Picking up Nickels

Thursday, September 28, 2006

Homeowner Savings: Growing grass on the cheap

My homeowners association recently hired a landscaping company to prep and seed about 12,000 square feet of the "dust bowl" common areas in our neighborhood. The contractor recommended hydroseeding the area, where grass is grown by spraying a mixture of grass seed, fertilizer, paper mulch, and water on the prepared soil (cost $3,600).

The 1,000 square foot area in front of my property was also a mess, but I wasn't prepared to pay a contractor a fortune to do the job. Being cheap, I decided to tackle the job myself.
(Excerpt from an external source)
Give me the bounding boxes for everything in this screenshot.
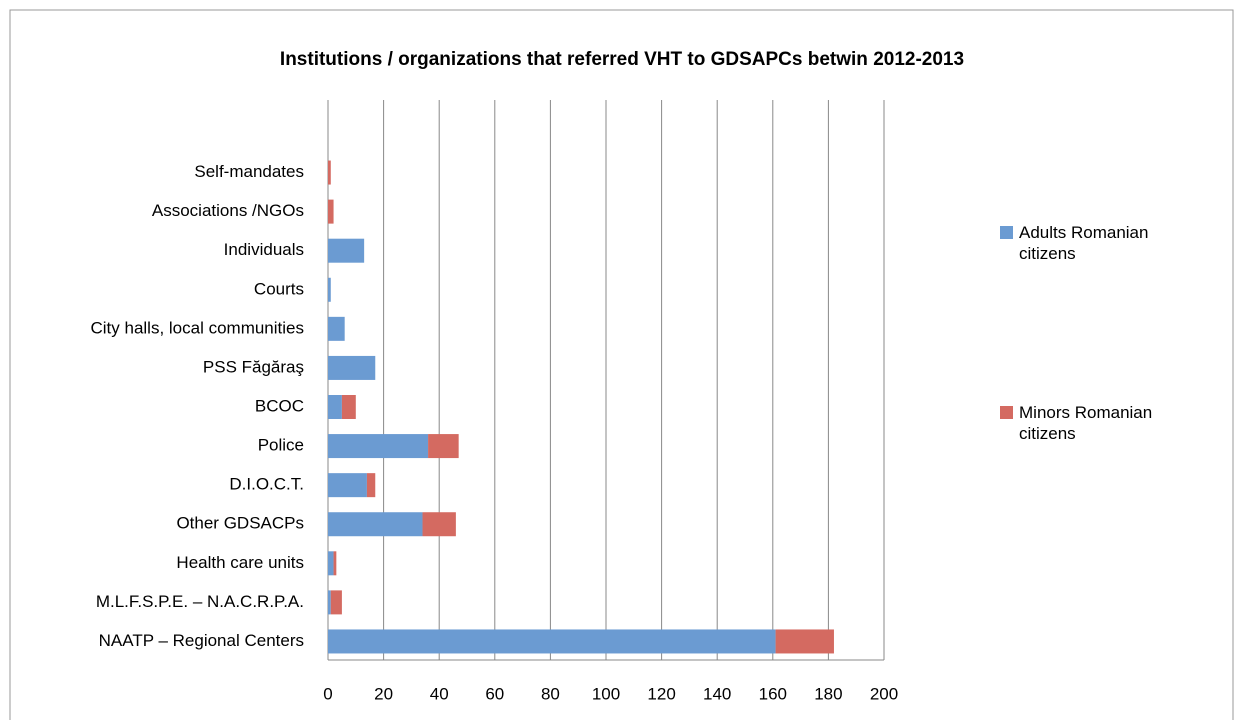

To minimize costs, I used a technique that I read about in an old copy of Jerry Baker's Lawn Book which I refer to as the "hayseed method":

  • I prepped the soil by removing all weeds and rocks.
  • I seeded the area with a bag of drought tolerant Fescue grass seed that cost about $8 at Walmart.
  • I applied some granular Vigoro fertilizer (left over from a prior application) to the newly seeded area.
  • I mulched the area with a couple of bales of straw that I bought for $5 each at a local farm stand. The mulch helps keeps the seed moist, cool, and in place (like the paper used in the hydroseeding method).
  • I water the newly planted seed on a daily basis.
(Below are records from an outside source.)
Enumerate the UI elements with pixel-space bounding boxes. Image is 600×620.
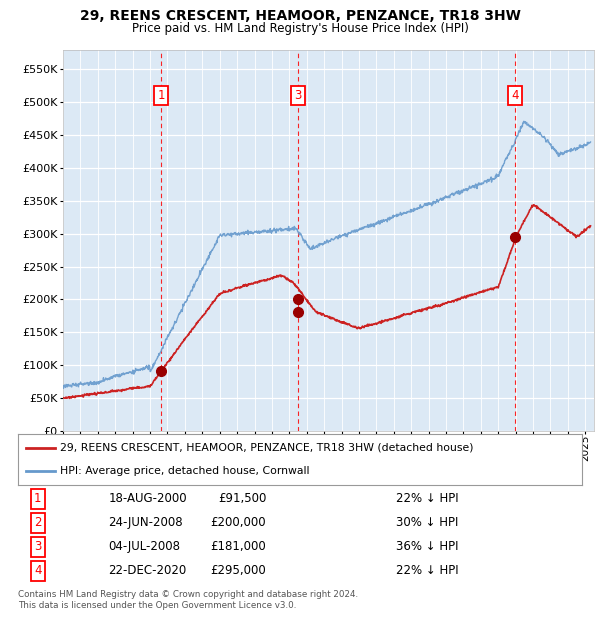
Text: 22-DEC-2020: 22-DEC-2020 <box>108 564 187 577</box>
Text: 4: 4 <box>34 564 41 577</box>
Text: 24-JUN-2008: 24-JUN-2008 <box>108 516 183 529</box>
Text: 29, REENS CRESCENT, HEAMOOR, PENZANCE, TR18 3HW (detached house): 29, REENS CRESCENT, HEAMOOR, PENZANCE, T… <box>60 443 474 453</box>
Text: Price paid vs. HM Land Registry's House Price Index (HPI): Price paid vs. HM Land Registry's House … <box>131 22 469 35</box>
Text: 29, REENS CRESCENT, HEAMOOR, PENZANCE, TR18 3HW: 29, REENS CRESCENT, HEAMOOR, PENZANCE, T… <box>80 9 520 24</box>
Text: 1: 1 <box>34 492 41 505</box>
Text: 22% ↓ HPI: 22% ↓ HPI <box>396 492 458 505</box>
Text: 22% ↓ HPI: 22% ↓ HPI <box>396 564 458 577</box>
Text: 4: 4 <box>512 89 519 102</box>
Text: HPI: Average price, detached house, Cornwall: HPI: Average price, detached house, Corn… <box>60 466 310 476</box>
Text: 3: 3 <box>295 89 302 102</box>
Text: £181,000: £181,000 <box>211 540 266 553</box>
Text: 3: 3 <box>34 540 41 553</box>
Text: 1: 1 <box>157 89 165 102</box>
Text: £295,000: £295,000 <box>211 564 266 577</box>
Text: £91,500: £91,500 <box>218 492 266 505</box>
Text: £200,000: £200,000 <box>211 516 266 529</box>
Text: 30% ↓ HPI: 30% ↓ HPI <box>396 516 458 529</box>
Text: 18-AUG-2000: 18-AUG-2000 <box>108 492 187 505</box>
Text: 36% ↓ HPI: 36% ↓ HPI <box>396 540 458 553</box>
Text: 2: 2 <box>34 516 41 529</box>
Text: 04-JUL-2008: 04-JUL-2008 <box>108 540 180 553</box>
Text: Contains HM Land Registry data © Crown copyright and database right 2024.
This d: Contains HM Land Registry data © Crown c… <box>18 590 358 609</box>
The common areas were hydroseeded two days before I seeded the area in front of my property, but my grass sprouted before the professionally done job:

So far, my "hayseed" method (right) is outperforming the hydroseed method (left). On the downside, I did have one neighbor ask me if a truck carrying hay tipped over in front of my house. I thought that was hysterical, but I guess I shouldn't be surprised by the comment since most of my neighbors don't even cut their own grass. Either way, the frugal homeowner in me would love it if my $20 job could continue to outperform the professional $3,600 job.